On the back, on unsealed canvas, I glued on a file-folder-weight piece to give information about the picture. I used Golden Soft Gel to glue it on, spreading the gel only on the tagboard and dry canvas. Then I added weights over the whole back within the stretcher bars until the glue process was dry. Unfortunately the front of the canvas now has a very slight but noticeable raised embossed ridge around the area of the tagboard on the back.
I tried to flatten this by placing on a glass sheet the canvas face down on a plastic-covered, slightly thick piece of foam a bit smaller than the square. Then I spread gel on the back of the canvas around the tagboard area, then added lots of weight on the stretcher bar perimeter. When dry there was no noticeable change to the embossing.
The Golden Paints technician to whom I talked suggested this forum might have a suggestion on how to overcome that embossing, since it sometimes happens with mending ripped items.
I have access to full sized printing presses at our university art department, if that might be an option with brute force.

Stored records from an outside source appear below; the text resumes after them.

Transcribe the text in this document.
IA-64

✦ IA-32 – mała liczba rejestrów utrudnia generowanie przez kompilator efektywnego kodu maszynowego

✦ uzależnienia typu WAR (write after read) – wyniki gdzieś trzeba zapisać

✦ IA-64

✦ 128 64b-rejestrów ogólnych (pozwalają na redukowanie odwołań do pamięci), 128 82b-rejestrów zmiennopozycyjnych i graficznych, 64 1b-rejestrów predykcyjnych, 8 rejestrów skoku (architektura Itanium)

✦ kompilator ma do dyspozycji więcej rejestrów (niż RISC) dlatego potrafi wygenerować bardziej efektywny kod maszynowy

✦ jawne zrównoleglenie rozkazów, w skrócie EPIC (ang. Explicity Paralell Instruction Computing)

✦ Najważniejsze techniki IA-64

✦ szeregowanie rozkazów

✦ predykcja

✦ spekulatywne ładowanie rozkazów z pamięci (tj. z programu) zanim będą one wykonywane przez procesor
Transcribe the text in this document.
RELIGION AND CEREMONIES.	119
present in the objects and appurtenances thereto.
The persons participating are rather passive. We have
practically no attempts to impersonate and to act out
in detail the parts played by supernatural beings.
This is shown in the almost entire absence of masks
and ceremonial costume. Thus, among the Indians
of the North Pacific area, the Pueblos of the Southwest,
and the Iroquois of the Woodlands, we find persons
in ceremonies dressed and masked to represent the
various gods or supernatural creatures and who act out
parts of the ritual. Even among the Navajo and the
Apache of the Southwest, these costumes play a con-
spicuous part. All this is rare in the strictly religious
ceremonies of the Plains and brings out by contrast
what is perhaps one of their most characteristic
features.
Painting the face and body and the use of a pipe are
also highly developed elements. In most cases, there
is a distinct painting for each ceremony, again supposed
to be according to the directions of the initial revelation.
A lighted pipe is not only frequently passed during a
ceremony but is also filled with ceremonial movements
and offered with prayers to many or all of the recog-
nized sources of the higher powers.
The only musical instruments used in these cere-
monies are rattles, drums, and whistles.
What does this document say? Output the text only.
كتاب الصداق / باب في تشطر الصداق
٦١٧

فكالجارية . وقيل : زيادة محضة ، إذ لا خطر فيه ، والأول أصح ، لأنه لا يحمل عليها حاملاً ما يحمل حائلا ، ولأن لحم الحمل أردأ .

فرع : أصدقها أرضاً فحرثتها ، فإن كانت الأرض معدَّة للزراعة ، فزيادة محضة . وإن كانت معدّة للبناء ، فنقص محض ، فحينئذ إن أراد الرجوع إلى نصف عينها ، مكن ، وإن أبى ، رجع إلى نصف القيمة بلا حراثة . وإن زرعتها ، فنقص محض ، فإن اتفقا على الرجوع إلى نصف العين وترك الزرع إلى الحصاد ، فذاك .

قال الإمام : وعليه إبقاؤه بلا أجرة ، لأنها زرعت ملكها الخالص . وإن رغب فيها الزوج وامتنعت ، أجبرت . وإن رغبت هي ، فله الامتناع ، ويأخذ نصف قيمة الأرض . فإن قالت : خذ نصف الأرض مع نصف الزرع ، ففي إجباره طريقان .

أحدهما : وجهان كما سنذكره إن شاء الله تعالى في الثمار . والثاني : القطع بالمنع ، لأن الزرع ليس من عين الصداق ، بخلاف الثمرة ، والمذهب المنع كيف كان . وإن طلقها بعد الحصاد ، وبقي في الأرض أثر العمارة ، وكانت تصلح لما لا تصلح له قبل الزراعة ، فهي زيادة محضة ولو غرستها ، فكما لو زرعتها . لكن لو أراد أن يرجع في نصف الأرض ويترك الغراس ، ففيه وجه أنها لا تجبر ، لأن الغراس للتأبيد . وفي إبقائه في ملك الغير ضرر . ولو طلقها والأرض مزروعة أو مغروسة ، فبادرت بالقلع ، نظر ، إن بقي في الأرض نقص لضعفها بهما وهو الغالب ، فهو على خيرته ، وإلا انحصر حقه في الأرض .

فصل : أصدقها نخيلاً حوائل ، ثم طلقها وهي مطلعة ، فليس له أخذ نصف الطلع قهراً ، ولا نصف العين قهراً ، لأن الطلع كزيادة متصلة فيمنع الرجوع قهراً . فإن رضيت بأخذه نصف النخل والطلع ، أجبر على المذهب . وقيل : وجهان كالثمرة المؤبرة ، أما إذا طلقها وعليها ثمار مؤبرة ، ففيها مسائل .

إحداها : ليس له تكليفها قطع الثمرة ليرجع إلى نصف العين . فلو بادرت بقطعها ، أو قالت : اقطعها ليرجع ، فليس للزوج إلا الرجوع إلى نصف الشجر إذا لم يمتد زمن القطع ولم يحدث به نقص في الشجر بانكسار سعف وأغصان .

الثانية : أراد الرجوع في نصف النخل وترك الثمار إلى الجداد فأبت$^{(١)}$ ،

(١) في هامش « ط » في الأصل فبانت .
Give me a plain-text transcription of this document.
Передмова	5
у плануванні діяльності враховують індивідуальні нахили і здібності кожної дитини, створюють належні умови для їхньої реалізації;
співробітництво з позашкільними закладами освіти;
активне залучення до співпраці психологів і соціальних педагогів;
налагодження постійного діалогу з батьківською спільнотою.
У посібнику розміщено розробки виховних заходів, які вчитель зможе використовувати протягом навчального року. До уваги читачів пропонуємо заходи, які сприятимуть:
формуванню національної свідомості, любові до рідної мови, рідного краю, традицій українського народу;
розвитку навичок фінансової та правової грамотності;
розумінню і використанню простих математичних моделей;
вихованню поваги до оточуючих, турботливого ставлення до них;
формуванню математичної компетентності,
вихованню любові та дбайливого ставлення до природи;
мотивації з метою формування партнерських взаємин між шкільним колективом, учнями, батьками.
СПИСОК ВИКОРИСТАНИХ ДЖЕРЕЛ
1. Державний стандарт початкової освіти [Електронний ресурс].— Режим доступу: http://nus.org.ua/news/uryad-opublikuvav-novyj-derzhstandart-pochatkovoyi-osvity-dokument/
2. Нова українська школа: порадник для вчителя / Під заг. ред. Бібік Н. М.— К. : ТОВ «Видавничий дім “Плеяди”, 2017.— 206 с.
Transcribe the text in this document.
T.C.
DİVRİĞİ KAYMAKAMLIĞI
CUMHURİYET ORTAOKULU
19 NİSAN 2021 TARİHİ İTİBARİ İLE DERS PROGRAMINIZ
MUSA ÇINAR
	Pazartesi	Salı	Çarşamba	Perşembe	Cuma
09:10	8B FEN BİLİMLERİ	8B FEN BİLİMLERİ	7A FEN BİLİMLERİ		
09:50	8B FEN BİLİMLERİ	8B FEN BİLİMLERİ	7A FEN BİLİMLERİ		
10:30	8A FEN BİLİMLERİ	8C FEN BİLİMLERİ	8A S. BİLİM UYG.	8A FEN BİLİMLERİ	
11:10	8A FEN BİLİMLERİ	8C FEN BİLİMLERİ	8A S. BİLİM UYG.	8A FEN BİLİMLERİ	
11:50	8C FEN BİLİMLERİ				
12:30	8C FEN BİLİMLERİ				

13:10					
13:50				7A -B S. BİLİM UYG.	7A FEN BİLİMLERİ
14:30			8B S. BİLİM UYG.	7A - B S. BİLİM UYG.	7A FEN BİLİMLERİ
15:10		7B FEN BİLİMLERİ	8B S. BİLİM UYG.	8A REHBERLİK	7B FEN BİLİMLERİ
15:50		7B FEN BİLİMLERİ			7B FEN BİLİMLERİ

Does anyone have a hlepful suggestion? Thank you.
PS – This item can be seen at www.janeevans.ca under the “Monotypes & Paintings” tab, and its name is “Cliffside Path at Sunset.” It already has some textures of paint, which I would like to preserve, but the regular edges of the embossing need to be removed if possible. JAE
Hello,
It’s unfortunate, that you didn’t see the Just Paint article on patches before gluing on the label ( https://justpaint.org/why-we-shouldnt-patch-it-up-how-labels-and-patches-on-canvas-tears-distort-paintings/). In all likelihood, the planar deformation won’t let itself be flattened by force as long as the paper is still adhered to the back. We would recommend trying to remove it carefully by placing a damp cloth on the label and rubbing the soaked paper off. Once the bulk of the paper is removed you can decide whether it’s worthwhile taking the risk to also remove some of the acrylic gel. For this you could use acetone or a blend of acetone and water, as the acetone evaporated rapidly. Once the acrylic gel is softened by the solvent you can use a knife to carefully remove some of the swollen gel. In case you have another print on the same or similar canvas, we recommend reproducing the problem and practicing the removal on a test piece first. There’s a high risk of solvent bleeding into the paint layer and creating a changed surface appearance to the rest of the print. Possibly the colors will look blanched.
We hope this is helpful, and we would be happy to hear how it worked out for you.
Kind regards,
Mirjam Auf der Mauer
Materials and Application Specialist Golden Artist Colors Inc.
Once you have remove the paper and bulk of the gel, you can then place damp blotting paper (or old newspaper- just make sure the ink isn’t staining) on the entire reverse of the painting and flatten with weight. You might have to cut a piece of wood into the right size to apply pressure evenly over the whole canvas. When placing the print face down for this procedure, you can put a piece of felt, foam or fabric underneath to protect the texture of the paint layer a little. Just make sure that the material isn’t textured to avoid texture being transferred into print and paint layers.